Plant embryogenesis establishes a very simple structure that contains two stem cell populations: the shoot meristem, which will give rise to all the "above-ground" organs such as the stem, the leaves and the flowers, and is the site of photosynthesis; and the root meristem, which gives rise to the root system, which lies below the ground and provides water and nutrients to the plant.
"Since plant stem cells ultimately give rise to all edible parts of plants understanding how their fate and function are regulated can be directly applied to modify the architecture of plants and to increase the yields of agriculturally important crops," says Long.
The Salk researchers' findings are published in the Feb. 28, 2010 advance online edition of the journal Nature.
"This work shows how genes interact in complex ways to establish organs along the root-shoot axis," said Susan Haynes, Ph.D., who oversees developmental biology grants at the NIH's National Institute of General Medical Sciences. "The study reveals important parallels with the gene networks that coordinate organ formation in animal embryos, and helps us understand the critical mechanisms that guide normal development."

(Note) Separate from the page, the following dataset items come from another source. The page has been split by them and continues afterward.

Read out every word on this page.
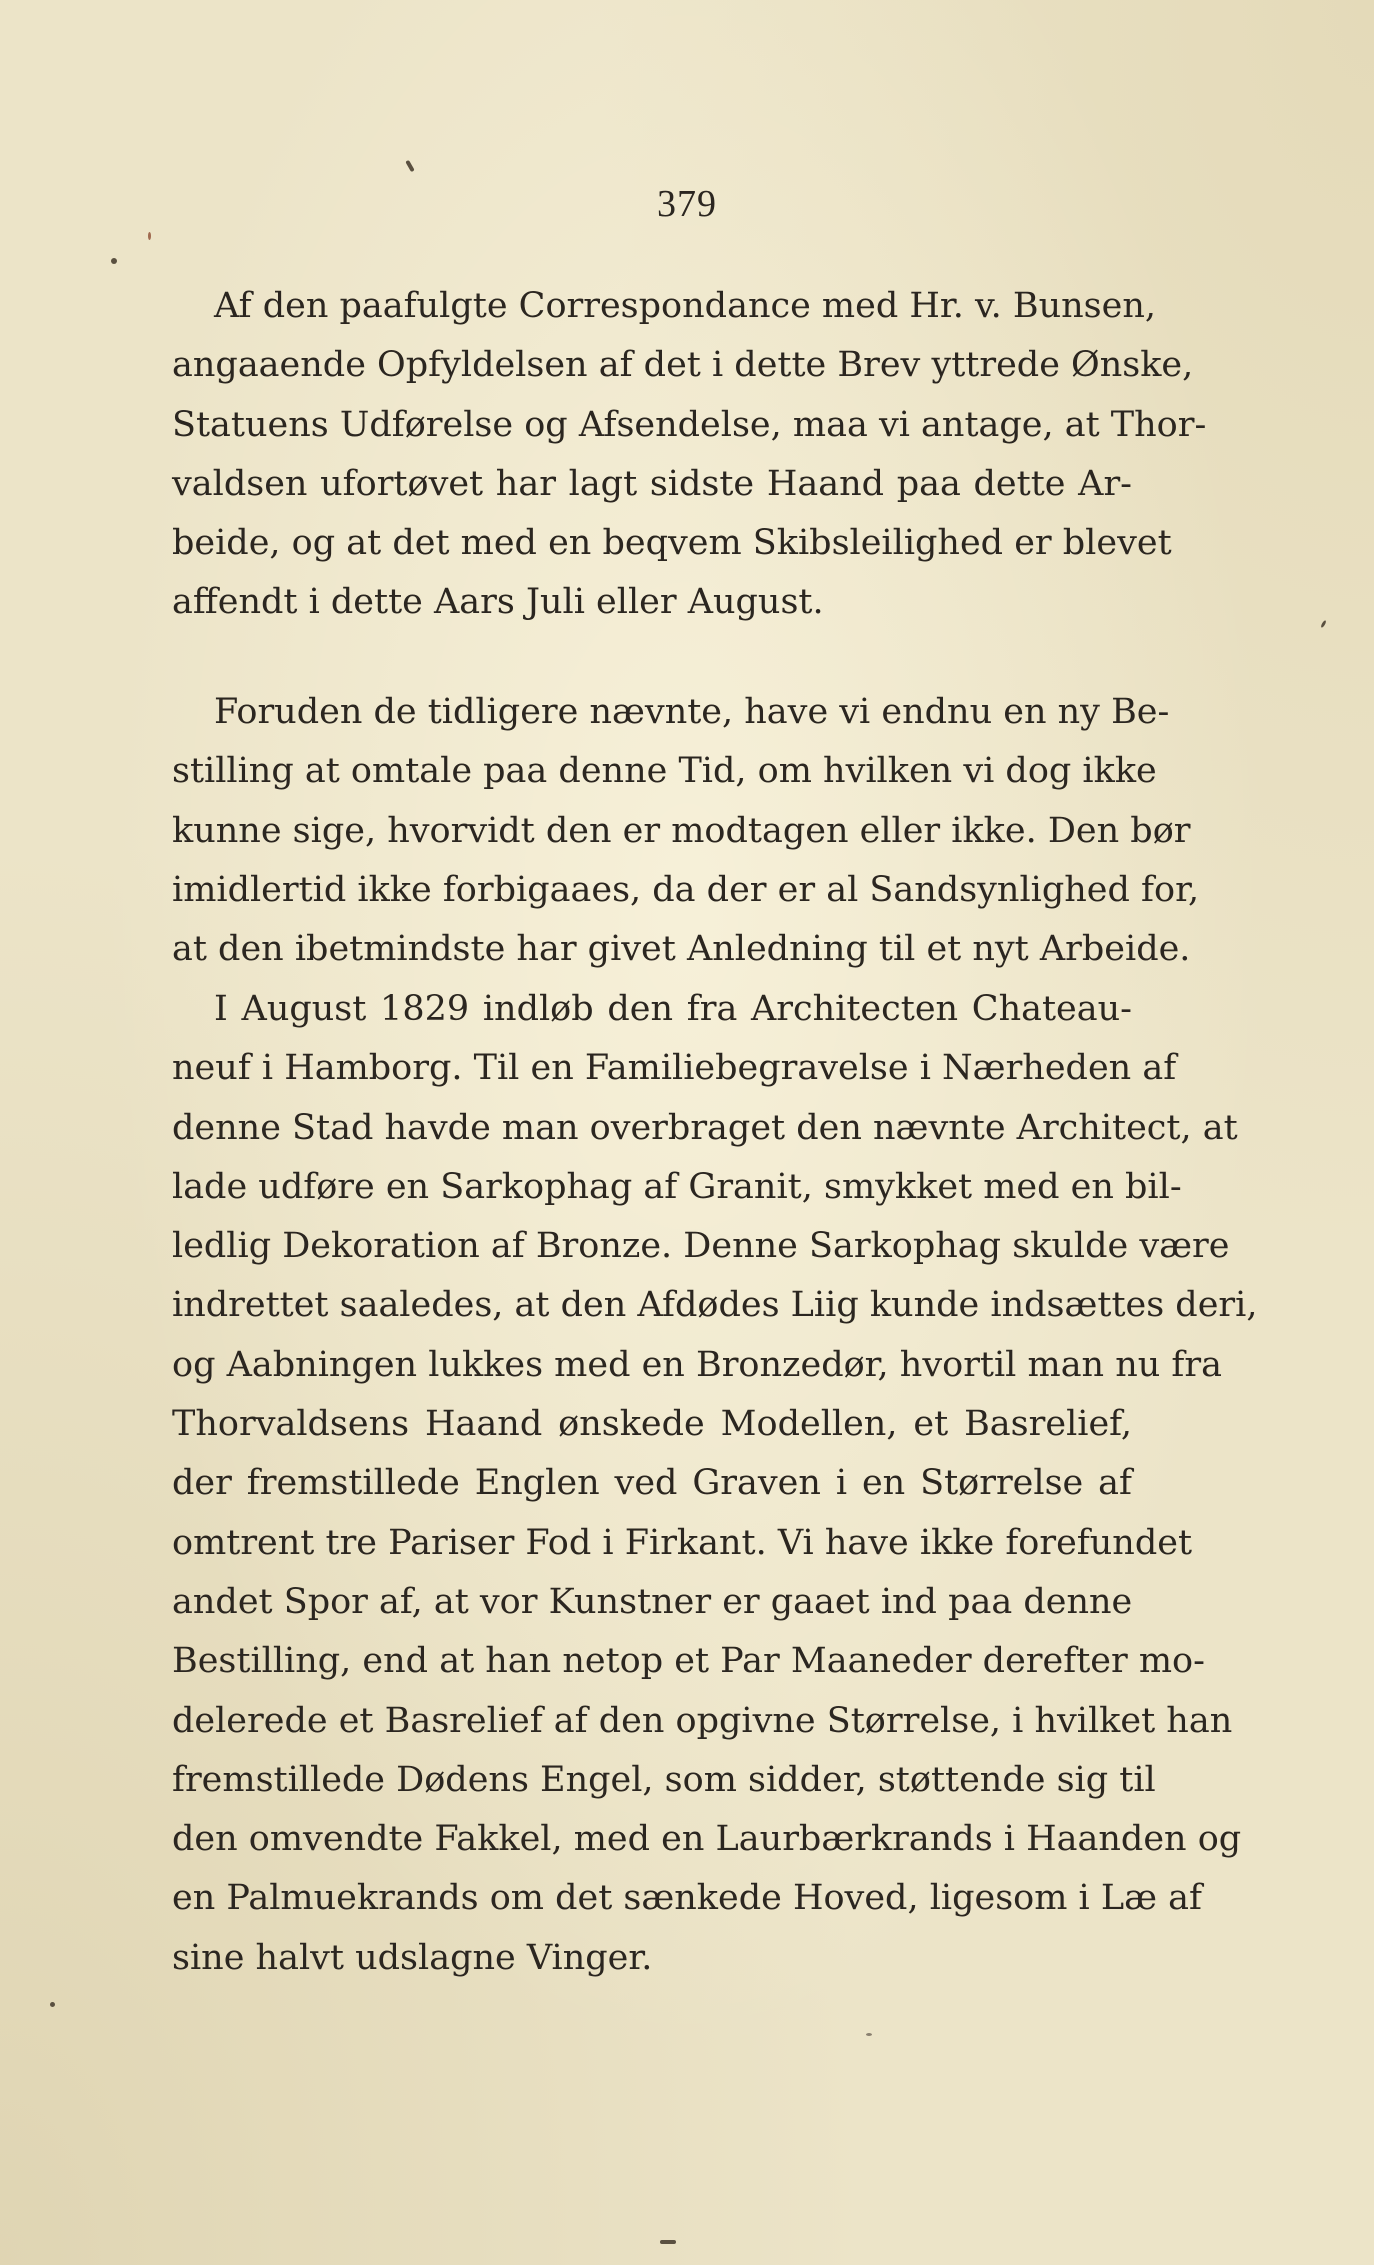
379
Af den paafulgte Correspondance med Hr. v. Bunsen,
angaaende Opfyldelsen af det i dette Brev yttrede Ønske,
Statuens Udførelse og Afsendelse, maa vi antage, at Thor-
valdsen ufortøvet har lagt sidste Haand paa dette Ar-
beide, og at det med en beqvem Skibsleilighed er blevet
affendt i dette Aars Juli eller August.
Foruden de tidligere nævnte, have vi endnu en ny Be-
stilling at omtale paa denne Tid, om hvilken vi dog ikke
kunne sige, hvorvidt den er modtagen eller ikke. Den bør
imidlertid ikke forbigaaes, da der er al Sandsynlighed for,
at den ibetmindste har givet Anledning til et nyt Arbeide.
I August 1829 indløb den fra Architecten Chateau-
neuf i Hamborg. Til en Familiebegravelse i Nærheden af
denne Stad havde man overbraget den nævnte Architect, at
lade udføre en Sarkophag af Granit, smykket med en bil-
ledlig Dekoration af Bronze. Denne Sarkophag skulde være
indrettet saaledes, at den Afdødes Liig kunde indsættes deri,
og Aabningen lukkes med en Bronzedør, hvortil man nu fra
Thorvaldsens Haand ønskede Modellen, et Basrelief,
der fremstillede Englen ved Graven i en Størrelse af
omtrent tre Pariser Fod i Firkant. Vi have ikke forefundet
andet Spor af, at vor Kunstner er gaaet ind paa denne
Bestilling, end at han netop et Par Maaneder derefter mo-
delerede et Basrelief af den opgivne Størrelse, i hvilket han
fremstillede Dødens Engel, som sidder, støttende sig til
den omvendte Fakkel, med en Laurbærkrands i Haanden og
en Palmuekrands om det sænkede Hoved, ligesom i Læ af
sine halvt udslagne Vinger.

While investigating why a defective TOPLESS gene messes with a plant's basic architecture—mutant embryos develop into a seedling topped with a second root instead of a stem with leaves—Long and his team discovered functional TOPLESS codes for a repressor protein that inactivates genes that otherwise would cause root development in the shoot area of the plant.

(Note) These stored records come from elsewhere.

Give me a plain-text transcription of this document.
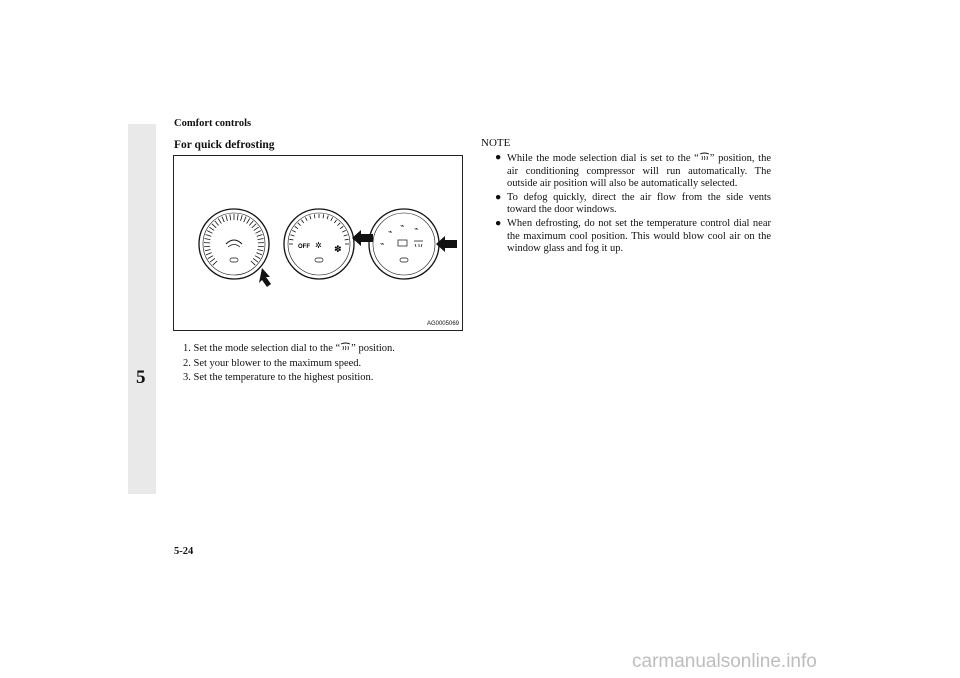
5
Comfort controls
For quick defrosting
OFF ✲ ✽
⌁
⌁
⌁ ⌁
AG0005069

1. Set the mode selection dial to the “ ” position.

2. Set your blower to the maximum speed.

3. Set the temperature to the highest position.

NOTE

● While the mode selection dial is set to the “ ” position, the air conditioning compressor will run automatically. The outside air position will also be automatically selected.

● To defog quickly, direct the air flow from the side vents toward the door windows.

● When defrosting, do not set the temperature control dial near the maximum cool position. This would blow cool air on the window glass and fog it up.

5-24
carmanualsonline.info
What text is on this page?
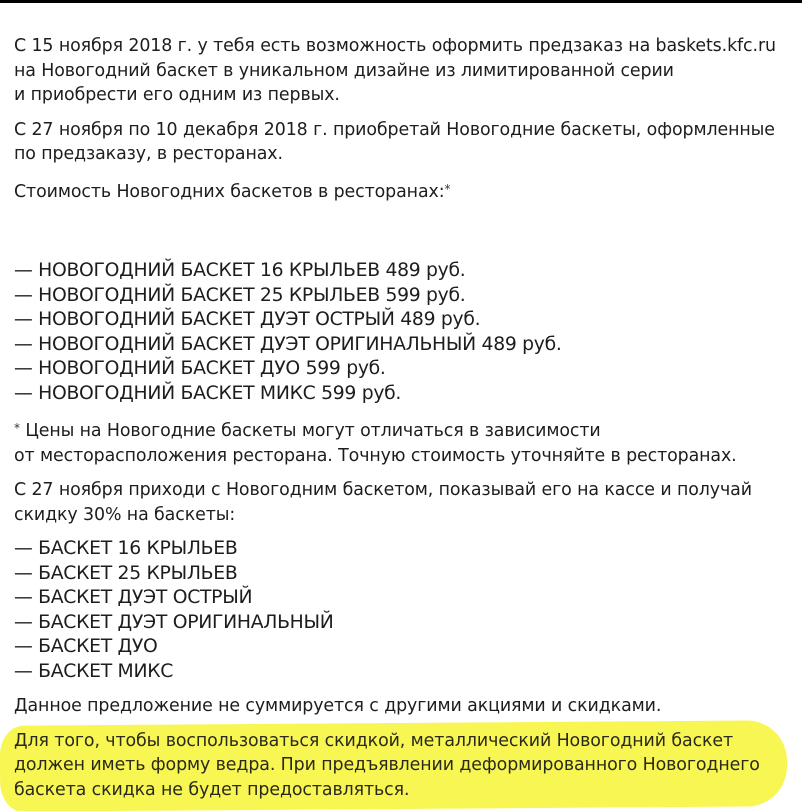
С 15 ноября 2018 г. у тебя есть возможность оформить предзаказ на baskets.kfc.ru
на Новогодний баскет в уникальном дизайне из лимитированной серии
и приобрести его одним из первых.

С 27 ноября по 10 декабря 2018 г. приобретай Новогодние баскеты, оформленные
по предзаказу, в ресторанах.

Стоимость Новогодних баскетов в ресторанах:*

— НОВОГОДНИЙ БАСКЕТ 16 КРЫЛЬЕВ 489 руб.
— НОВОГОДНИЙ БАСКЕТ 25 КРЫЛЬЕВ 599 руб.
— НОВОГОДНИЙ БАСКЕТ ДУЭТ ОСТРЫЙ 489 руб.
— НОВОГОДНИЙ БАСКЕТ ДУЭТ ОРИГИНАЛЬНЫЙ 489 руб.
— НОВОГОДНИЙ БАСКЕТ ДУО 599 руб.
— НОВОГОДНИЙ БАСКЕТ МИКС 599 руб.

* Цены на Новогодние баскеты могут отличаться в зависимости
от месторасположения ресторана. Точную стоимость уточняйте в ресторанах.

С 27 ноября приходи с Новогодним баскетом, показывай его на кассе и получай
скидку 30% на баскеты:

— БАСКЕТ 16 КРЫЛЬЕВ
— БАСКЕТ 25 КРЫЛЬЕВ
— БАСКЕТ ДУЭТ ОСТРЫЙ
— БАСКЕТ ДУЭТ ОРИГИНАЛЬНЫЙ
— БАСКЕТ ДУО
— БАСКЕТ МИКС

Данное предложение не суммируется с другими акциями и скидками.

Для того, чтобы воспользоваться скидкой, металлический Новогодний баскет
должен иметь форму ведра. При предъявлении деформированного Новогоднего
баскета скидка не будет предоставляться.
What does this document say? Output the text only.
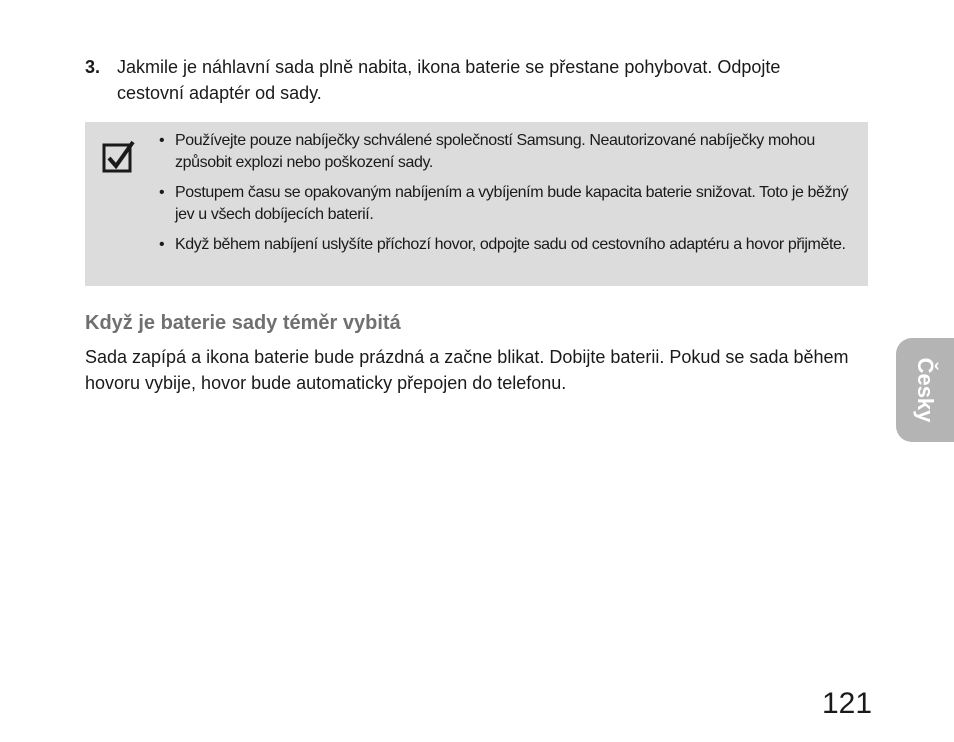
3. Jakmile je náhlavní sada plně nabita, ikona baterie se přestane pohybovat. Odpojte cestovní adaptér od sady.
• Používejte pouze nabíječky schválené společností Samsung. Neautorizované nabíječky mohou způsobit explozi nebo poškození sady.
• Postupem času se opakovaným nabíjením a vybíjením bude kapacita baterie snižovat. Toto je běžný jev u všech dobíjecích baterií.
• Když během nabíjení uslyšíte příchozí hovor, odpojte sadu od cestovního adaptéru a hovor přijměte.
Když je baterie sady téměr vybitá

Sada zapípá a ikona baterie bude prázdná a začne blikat. Dobijte baterii. Pokud se sada během hovoru vybije, hovor bude automaticky přepojen do telefonu.	Česky
121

In the current study Zachery R. Smith, a graduate student in Long's laboratory, discovered that these fate-transforming genes are actually two familiar characters: the genes PLETHORA 1 and 2 had been known to act as master regulators that determine the identity of the root meristem.

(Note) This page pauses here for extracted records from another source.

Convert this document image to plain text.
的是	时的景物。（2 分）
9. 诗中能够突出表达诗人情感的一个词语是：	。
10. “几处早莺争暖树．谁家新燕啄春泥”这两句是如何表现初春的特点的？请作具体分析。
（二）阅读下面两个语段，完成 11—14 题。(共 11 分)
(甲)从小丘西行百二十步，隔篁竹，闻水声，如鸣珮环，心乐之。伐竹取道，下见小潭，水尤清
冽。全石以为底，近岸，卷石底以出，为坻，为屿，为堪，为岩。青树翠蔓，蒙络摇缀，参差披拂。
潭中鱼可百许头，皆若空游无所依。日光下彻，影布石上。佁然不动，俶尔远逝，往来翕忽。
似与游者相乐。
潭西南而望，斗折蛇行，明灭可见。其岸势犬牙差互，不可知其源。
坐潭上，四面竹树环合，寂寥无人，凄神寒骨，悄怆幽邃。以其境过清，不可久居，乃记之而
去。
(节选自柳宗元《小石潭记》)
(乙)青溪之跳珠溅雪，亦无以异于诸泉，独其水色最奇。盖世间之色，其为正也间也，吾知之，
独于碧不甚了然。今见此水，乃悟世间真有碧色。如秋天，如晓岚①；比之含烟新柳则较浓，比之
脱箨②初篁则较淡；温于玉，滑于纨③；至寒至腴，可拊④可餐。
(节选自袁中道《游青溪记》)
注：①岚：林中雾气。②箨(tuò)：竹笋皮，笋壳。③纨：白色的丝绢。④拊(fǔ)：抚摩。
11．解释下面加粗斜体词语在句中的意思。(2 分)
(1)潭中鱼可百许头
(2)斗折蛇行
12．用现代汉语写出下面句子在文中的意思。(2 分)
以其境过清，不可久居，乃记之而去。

"Without TOPLESS to keep them turned off, however, these two transcription factors are free to impose their will on the top half of the plant embryo causing the development of a second root instead of a shoot," explains Smith.
With the "below-ground" hierarchy worked out, the question of how the identity of the shoot meristem is determined was still unanswered. Trying to unearth the missing master regulators of shoot development, Smith searched trough tens of thousands of mutant plants, till he hit on a member of the CLASS III HD-ZIP transcription factors, known as PHABULOSA, that fit the bill.
When the Salk researchers forcefully expressed members of the CLASS III HD-ZIP family in the traditional territory of the PLETHORA duo, it transformed the root into a shoot, resulting in a seedling with leaves on both ends. "Although it had been known that HD-ZIPs are involved in many aspects of plant polarity nobody had ever shown that they can transform a root pole into a shoot pole," says Long. "This and other experiments showed that HD-ZIP III genes are master regulators of apical fate in early embryogenesis."
Further studies revealed an antagonistic relationship between the PLETHORA and HD-ZIP III genes, both of which are under multiple modes of regulation that ensures proper spatial distribution and apical-basal patterning.